Le jūjutsu place au centre le principe d’adaptation, de faiblesse, jū no ri 柔 の理, sans doute issu de « ce qui s’adapte peut l’emporter sur ce qui est rigide », jū yoku gō o sei su 柔能制剛 et en propose une exploitation à des fins martiales. Il organise la collecte et la conservation des moyens, des techniques, des « bottes secrètes » pour employer un terme d’escrime occidentale, ainsi que leur étude et leur transmission. Pour nous, jū invite donc à ce choix initial de la faiblesse a priori, c’est pourquoi nous parlons ici du « choix de la faiblesse ». Jūjutsu 柔術 pourrait donc aussi bien être traduit, selon le contexte, par « méthode d’adaptation », « techniques d’adaptation » ou « techniques de la
faiblesse », « techniques pour le faible ».

Jū 柔, principe central

Au moment où il crée le jūdō, Kanō Jigorō est convaincu que jū no ri est le principe sur lequel repose les jūjutsu.

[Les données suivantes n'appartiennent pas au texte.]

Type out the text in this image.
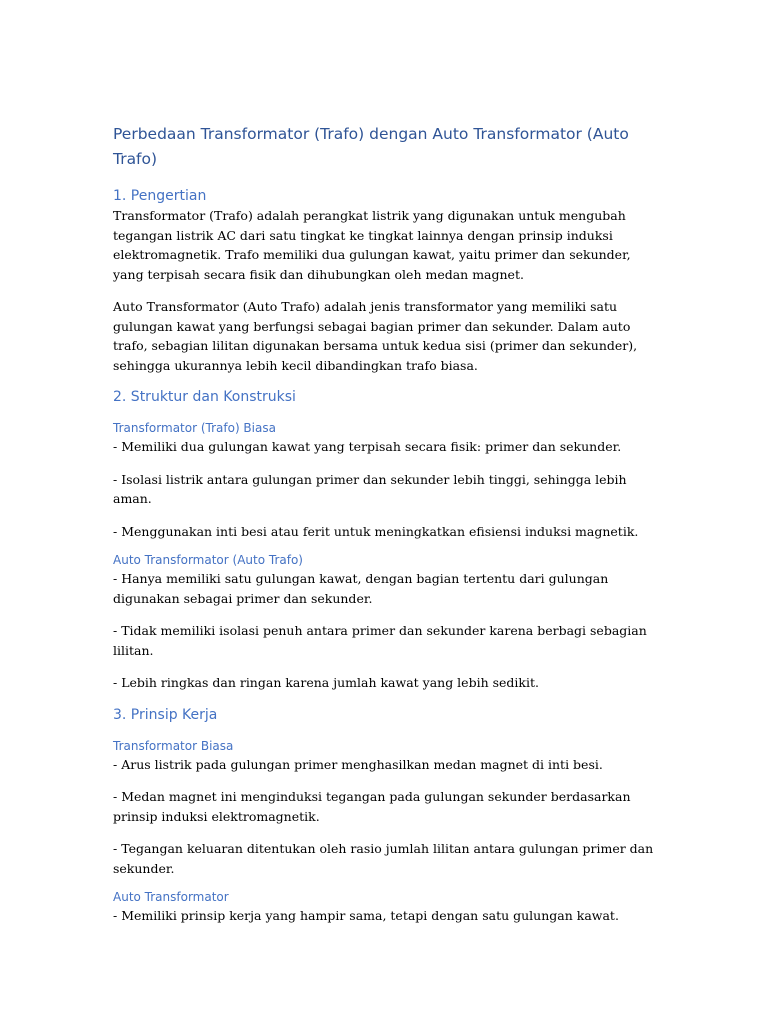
Perbedaan Transformator (Trafo) dengan Auto Transformator (Auto Trafo)
1. Pengertian

Transformator (Trafo) adalah perangkat listrik yang digunakan untuk mengubah tegangan listrik AC dari satu tingkat ke tingkat lainnya dengan prinsip induksi elektromagnetik. Trafo memiliki dua gulungan kawat, yaitu primer dan sekunder, yang terpisah secara fisik dan dihubungkan oleh medan magnet.

Auto Transformator (Auto Trafo) adalah jenis transformator yang memiliki satu gulungan kawat yang berfungsi sebagai bagian primer dan sekunder. Dalam auto trafo, sebagian lilitan digunakan bersama untuk kedua sisi (primer dan sekunder), sehingga ukurannya lebih kecil dibandingkan trafo biasa.

2. Struktur dan Konstruksi
Transformator (Trafo) Biasa

- Memiliki dua gulungan kawat yang terpisah secara fisik: primer dan sekunder.

- Isolasi listrik antara gulungan primer dan sekunder lebih tinggi, sehingga lebih aman.

- Menggunakan inti besi atau ferit untuk meningkatkan efisiensi induksi magnetik.

Auto Transformator (Auto Trafo)

- Hanya memiliki satu gulungan kawat, dengan bagian tertentu dari gulungan digunakan sebagai primer dan sekunder.

- Tidak memiliki isolasi penuh antara primer dan sekunder karena berbagi sebagian lilitan.

- Lebih ringkas dan ringan karena jumlah kawat yang lebih sedikit.

3. Prinsip Kerja
Transformator Biasa

- Arus listrik pada gulungan primer menghasilkan medan magnet di inti besi.

- Medan magnet ini menginduksi tegangan pada gulungan sekunder berdasarkan prinsip induksi elektromagnetik.

- Tegangan keluaran ditentukan oleh rasio jumlah lilitan antara gulungan primer dan sekunder.

Auto Transformator

- Memiliki prinsip kerja yang hampir sama, tetapi dengan satu gulungan kawat.
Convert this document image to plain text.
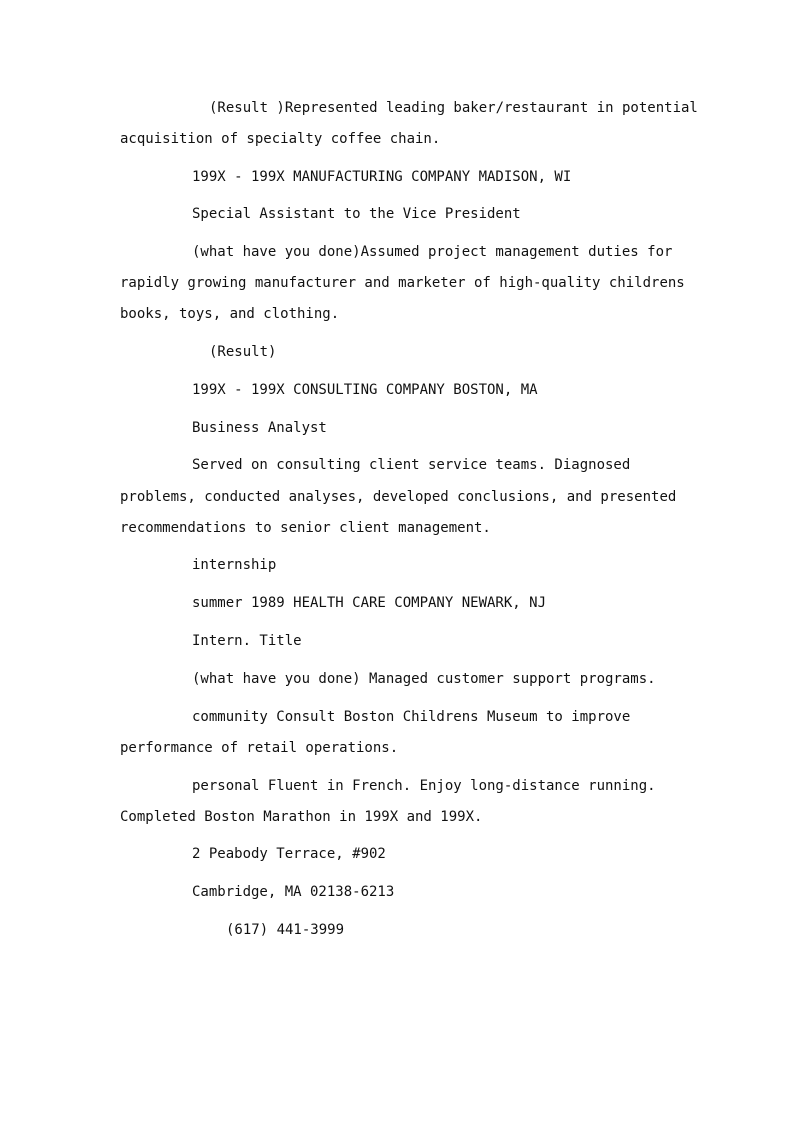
(Result )Represented leading baker/restaurant in potential
acquisition of specialty coffee chain.
199X - 199X MANUFACTURING COMPANY MADISON, WI
Special Assistant to the Vice President
(what have you done)Assumed project management duties for
rapidly growing manufacturer and marketer of high-quality childrens
books, toys, and clothing.
(Result)
199X - 199X CONSULTING COMPANY BOSTON, MA
Business Analyst
Served on consulting client service teams. Diagnosed
problems, conducted analyses, developed conclusions, and presented
recommendations to senior client management.
internship
summer 1989 HEALTH CARE COMPANY NEWARK, NJ
Intern. Title
(what have you done) Managed customer support programs.
community Consult Boston Childrens Museum to improve
performance of retail operations.
personal Fluent in French. Enjoy long-distance running.
Completed Boston Marathon in 199X and 199X.
2 Peabody Terrace, #902
Cambridge, MA 02138-6213
(617) 441-3999
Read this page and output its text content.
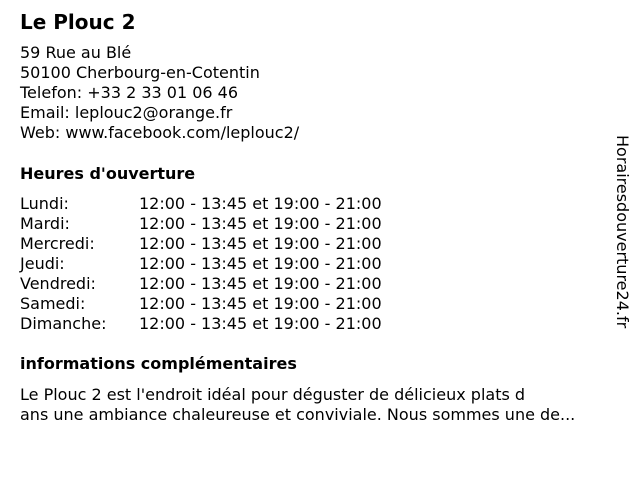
Le Plouc 2
59 Rue au Blé
50100 Cherbourg-en-Cotentin
Telefon: +33 2 33 01 06 46
Email: leplouc2@orange.fr
Web: www.facebook.com/leplouc2/
Heures d'ouverture
Lundi:	12:00 - 13:45 et 19:00 - 21:00
Mardi:	12:00 - 13:45 et 19:00 - 21:00
Mercredi:	12:00 - 13:45 et 19:00 - 21:00
Jeudi:	12:00 - 13:45 et 19:00 - 21:00
Vendredi:	12:00 - 13:45 et 19:00 - 21:00
Samedi:	12:00 - 13:45 et 19:00 - 21:00
Dimanche:	12:00 - 13:45 et 19:00 - 21:00
informations complémentaires
Le Plouc 2 est l'endroit idéal pour déguster de délicieux plats d
ans une ambiance chaleureuse et conviviale. Nous sommes une de...
Horairesdouverture24.fr
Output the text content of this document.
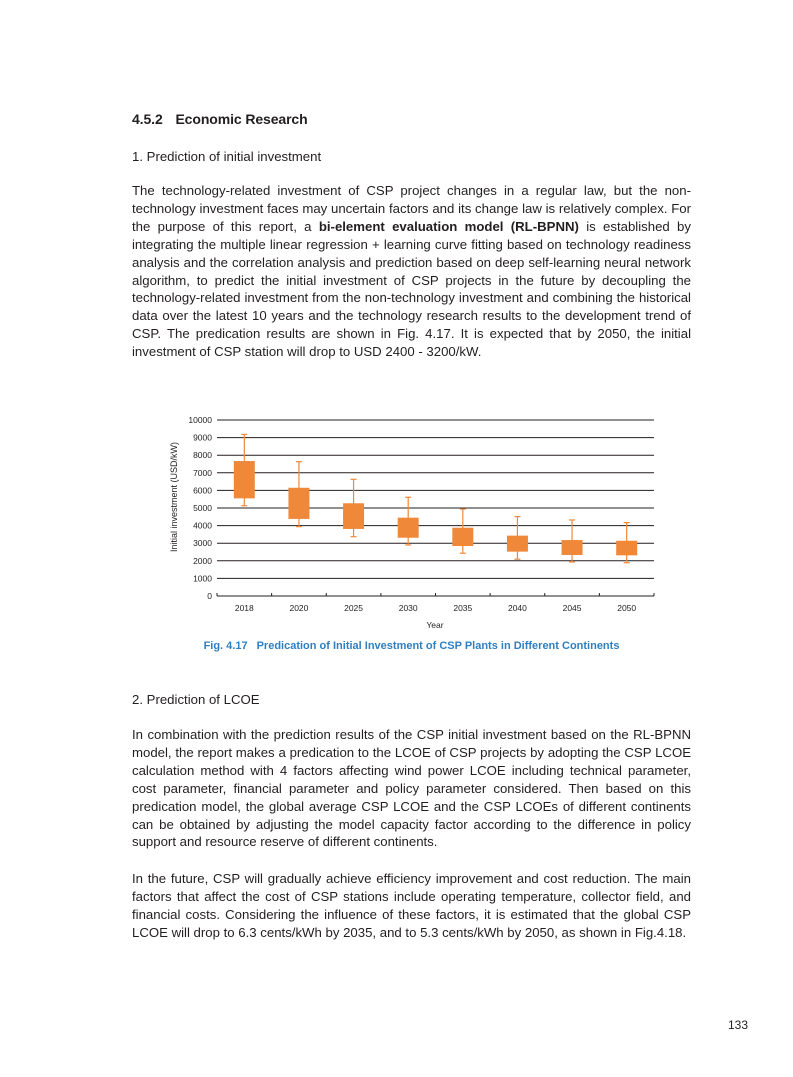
4.5.2 Economic Research
1. Prediction of initial investment
The technology-related investment of CSP project changes in a regular law, but the non-technology investment faces may uncertain factors and its change law is relatively complex. For the purpose of this report, a bi-element evaluation model (RL-BPNN) is established by integrating the multiple linear regression + learning curve fitting based on technology readiness analysis and the correlation analysis and prediction based on deep self-learning neural network algorithm, to predict the initial investment of CSP projects in the future by decoupling the technology-related investment from the non-technology investment and combining the historical data over the latest 10 years and the technology research results to the development trend of CSP. The predication results are shown in Fig. 4.17. It is expected that by 2050, the initial investment of CSP station will drop to USD 2400 - 3200/kW.
0
1000
2000
3000
4000
5000
6000
7000
8000
9000
10000
2018	2020	2025	2030	2035	2040	2045	2050
Initial investment (USD/kW)
Year
Fig. 4.17 Predication of Initial Investment of CSP Plants in Different Continents
2. Prediction of LCOE
In combination with the prediction results of the CSP initial investment based on the RL-BPNN model, the report makes a predication to the LCOE of CSP projects by adopting the CSP LCOE calculation method with 4 factors affecting wind power LCOE including technical parameter, cost parameter, financial parameter and policy parameter considered. Then based on this predication model, the global average CSP LCOE and the CSP LCOEs of different continents can be obtained by adjusting the model capacity factor according to the difference in policy support and resource reserve of different continents.
In the future, CSP will gradually achieve efficiency improvement and cost reduction. The main factors that affect the cost of CSP stations include operating temperature, collector field, and financial costs. Considering the influence of these factors, it is estimated that the global CSP LCOE will drop to 6.3 cents/kWh by 2035, and to 5.3 cents/kWh by 2050, as shown in Fig.4.18.
133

Il est également convaincu que ce principe, jū no ri, est celui qui permet de mettre en place un art du combat efficace. C’est sans doute la raison pour laquelle il baptise la méthode qu’il fonde en reprenant ce même caractère 柔 jū.

En 1937, Kanō Jigorō affirmera que d’emblée, il avait conçu le jūdō comme une « grande voie de l’homme ».

Le jūdō que j’ai fondé la quinzième année de l’ère Meiji [1882], provient bien, historiquement, de l’étude du bujutsu appelé jūjutsu mais dès que je l’ai présenté cette année là sous le nom de jūdō, je l’ai expliqué comme une la grande voie de l’homme mêlant les lettres et les armes.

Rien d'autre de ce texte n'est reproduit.